Death Panels and Dr. Frankenstein
Maybe I've misjudged Taranto's intent. It isn't that a single letter is good evidence that government run health care is inherently insensitive. Rather, it's much more primitive. We're seeing yet another step in the eveoluton of the death panel meme. These evil government health care bureaucrats who come between you and your doctor can never be satisfied. Not only do they have death panels, but even in death you can't escape from them, these Dr. Frankensteins who want your brain.
There is something Dr. Frankensteinish about removing the brain before you bury the body. I think that's a lot of the reason why the wife and many of the Manchester commenters felt the letter was so insensitive.
Let's Ignore the Matter of Fact Daily Mail Comments
What makes Taranto's absurd view so very nasty is that he ignores the 24 comments at the bottom of the Daily Mail article, the latest of which was timed over a day before his Best of the Web was published.
Donating a brain feels very different from offering a heart for transplant. Once the heart was thought of as the location of what makes us human. The ancient Egyptians discarded the brain when creating a mummy. Nowadays, we know it is just a pump that moves blood. Instead, it's the human brain which Carl Zimmer calls the Soul Made Flesh.
Considering that is the donation of the brain there's very little squeamishness in the comments. Most are unsentimental. Many of their author's can't understand the fuss raised by Mike Craig's wife. Some of them have donated their loved one's brain for research.
And Then It Became Personal
I started writing a comment to add to the Daily Mail article about how this story was being dragged into the American Health care debate and how matter of fact the comments were about donating a brain. After a couple of paragraphs I wrote without really thinking about it, "I've got a brother who is in his 50s who has ..."
And stopped, because I'd just realized that researchers might want my brother's brain.
It's been less than 24 hours since I've first considered having my brother's brain removed from his body before he's buried. Perhaps it would feel less strange if he was going to be cremated -- but that's not going to happen. I'm upset with the whole idea. It feels so wrong.
They Probably Want His Brain
I did a bit of checking. According to a web page, there are researchers who get brain donations from patients with my brother's condition at the very hospital where he is being treated. I wouldn't be surprised if asking about brain donation is part of his doctor's routine.

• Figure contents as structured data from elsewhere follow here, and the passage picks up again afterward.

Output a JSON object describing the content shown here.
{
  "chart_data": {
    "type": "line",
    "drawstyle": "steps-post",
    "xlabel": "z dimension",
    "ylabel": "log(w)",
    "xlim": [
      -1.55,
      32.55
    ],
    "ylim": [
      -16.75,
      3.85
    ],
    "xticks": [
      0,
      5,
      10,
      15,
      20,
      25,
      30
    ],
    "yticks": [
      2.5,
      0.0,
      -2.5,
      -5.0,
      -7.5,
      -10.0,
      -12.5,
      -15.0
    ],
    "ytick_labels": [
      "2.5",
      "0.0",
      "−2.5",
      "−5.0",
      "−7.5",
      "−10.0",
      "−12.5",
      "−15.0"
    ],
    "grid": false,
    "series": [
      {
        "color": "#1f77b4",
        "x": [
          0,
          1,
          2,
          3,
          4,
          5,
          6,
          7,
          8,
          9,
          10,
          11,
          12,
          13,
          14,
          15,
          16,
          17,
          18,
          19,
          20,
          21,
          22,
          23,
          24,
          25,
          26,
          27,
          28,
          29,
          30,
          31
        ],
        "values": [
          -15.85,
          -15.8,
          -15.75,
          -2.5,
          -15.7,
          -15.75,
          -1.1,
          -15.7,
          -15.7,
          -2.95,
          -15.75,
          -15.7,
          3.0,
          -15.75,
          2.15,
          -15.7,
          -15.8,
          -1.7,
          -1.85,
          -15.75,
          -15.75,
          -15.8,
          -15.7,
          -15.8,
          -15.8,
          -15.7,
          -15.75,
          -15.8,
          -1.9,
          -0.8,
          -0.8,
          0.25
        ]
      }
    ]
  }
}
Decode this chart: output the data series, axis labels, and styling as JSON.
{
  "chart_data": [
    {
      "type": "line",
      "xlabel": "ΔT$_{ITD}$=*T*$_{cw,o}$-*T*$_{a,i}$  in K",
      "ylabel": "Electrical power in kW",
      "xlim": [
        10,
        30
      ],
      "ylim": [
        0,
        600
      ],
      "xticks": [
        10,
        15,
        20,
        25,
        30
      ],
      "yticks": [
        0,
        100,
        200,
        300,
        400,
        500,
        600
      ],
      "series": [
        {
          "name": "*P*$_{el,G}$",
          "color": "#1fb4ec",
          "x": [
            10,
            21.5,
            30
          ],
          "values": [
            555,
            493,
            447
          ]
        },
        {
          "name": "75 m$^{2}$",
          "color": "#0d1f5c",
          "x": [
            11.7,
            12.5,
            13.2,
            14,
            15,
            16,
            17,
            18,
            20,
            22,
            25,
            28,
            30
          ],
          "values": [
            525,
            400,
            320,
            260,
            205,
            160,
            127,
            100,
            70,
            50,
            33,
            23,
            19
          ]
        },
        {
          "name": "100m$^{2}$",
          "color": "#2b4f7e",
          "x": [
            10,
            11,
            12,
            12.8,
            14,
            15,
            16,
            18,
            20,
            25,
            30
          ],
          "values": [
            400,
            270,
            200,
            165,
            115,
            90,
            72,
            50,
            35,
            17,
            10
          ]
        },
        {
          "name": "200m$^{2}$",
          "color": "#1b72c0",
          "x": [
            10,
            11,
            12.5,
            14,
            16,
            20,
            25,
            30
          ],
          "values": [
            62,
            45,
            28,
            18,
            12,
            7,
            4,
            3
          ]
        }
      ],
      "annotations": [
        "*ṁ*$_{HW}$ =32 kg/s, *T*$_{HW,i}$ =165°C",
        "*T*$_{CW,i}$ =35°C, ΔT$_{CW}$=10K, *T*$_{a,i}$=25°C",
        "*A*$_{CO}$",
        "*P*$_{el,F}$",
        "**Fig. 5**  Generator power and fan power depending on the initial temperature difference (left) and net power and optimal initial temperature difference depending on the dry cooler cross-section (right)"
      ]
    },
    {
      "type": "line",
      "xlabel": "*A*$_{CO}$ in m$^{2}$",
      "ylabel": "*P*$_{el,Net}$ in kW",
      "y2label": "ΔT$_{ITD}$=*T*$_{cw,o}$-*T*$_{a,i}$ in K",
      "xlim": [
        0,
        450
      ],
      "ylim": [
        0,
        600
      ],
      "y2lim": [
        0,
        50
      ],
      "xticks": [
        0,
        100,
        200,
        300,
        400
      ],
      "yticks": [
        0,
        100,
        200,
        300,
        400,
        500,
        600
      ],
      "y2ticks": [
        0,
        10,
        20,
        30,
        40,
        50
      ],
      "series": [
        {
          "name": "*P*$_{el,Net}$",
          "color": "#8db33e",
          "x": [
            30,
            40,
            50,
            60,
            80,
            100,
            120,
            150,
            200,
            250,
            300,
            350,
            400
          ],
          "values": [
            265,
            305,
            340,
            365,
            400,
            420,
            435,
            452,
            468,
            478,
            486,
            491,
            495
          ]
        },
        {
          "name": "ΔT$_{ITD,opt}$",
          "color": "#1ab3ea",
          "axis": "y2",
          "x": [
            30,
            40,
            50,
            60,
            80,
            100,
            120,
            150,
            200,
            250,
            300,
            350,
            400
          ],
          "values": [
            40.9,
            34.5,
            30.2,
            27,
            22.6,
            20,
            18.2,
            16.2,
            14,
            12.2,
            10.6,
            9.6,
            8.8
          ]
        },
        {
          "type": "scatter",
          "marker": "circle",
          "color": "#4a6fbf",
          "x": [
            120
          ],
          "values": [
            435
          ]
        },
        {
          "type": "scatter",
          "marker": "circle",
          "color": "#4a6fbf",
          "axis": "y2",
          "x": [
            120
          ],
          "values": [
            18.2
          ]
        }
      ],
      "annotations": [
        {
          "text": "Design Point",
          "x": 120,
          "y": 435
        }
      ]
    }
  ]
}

In any case, I'll raise the issue when I can. I hope that it can be decided to get over the squeamishness, the soul made flesh feeling and the Dr. Franenstein meme. It won't be easy to follow the matter of fact example of these British and when the time comes have his brain used for research. Maybe his brain can help end future tragedies.
Conclusion
So you see, even the crappy, illogical rantings and distortions of the WSJ Best of the Web might lead to a better tomorrow.
Postscript: If You're Thinking About a Brain Donation
Thanks to the Daily Mail comment by Mary from Moultrie, Georgia, I've learned that a brain donation must be planned in advance. She wrote:
I'm reading this a week after my mother died with PSP, a Parkinsonian complex disease. Not only did we want to donate her brain for research, but the arrangements HAD to be made in advance... the funeral home needed to know where to take the body (to a pathologist already arranged), forms had to be signed in advance (by me, her oldest child), and it even effected our funeral plans.
With all we've had to do in the past week, believe me, we could not have dealt with a sudden request for brain donation. And incidentally, for the brain to be of use, it had to be removed correctly, following very firm guidelines, preferably within 12 hours and absolutely no longer than 24 hours after death.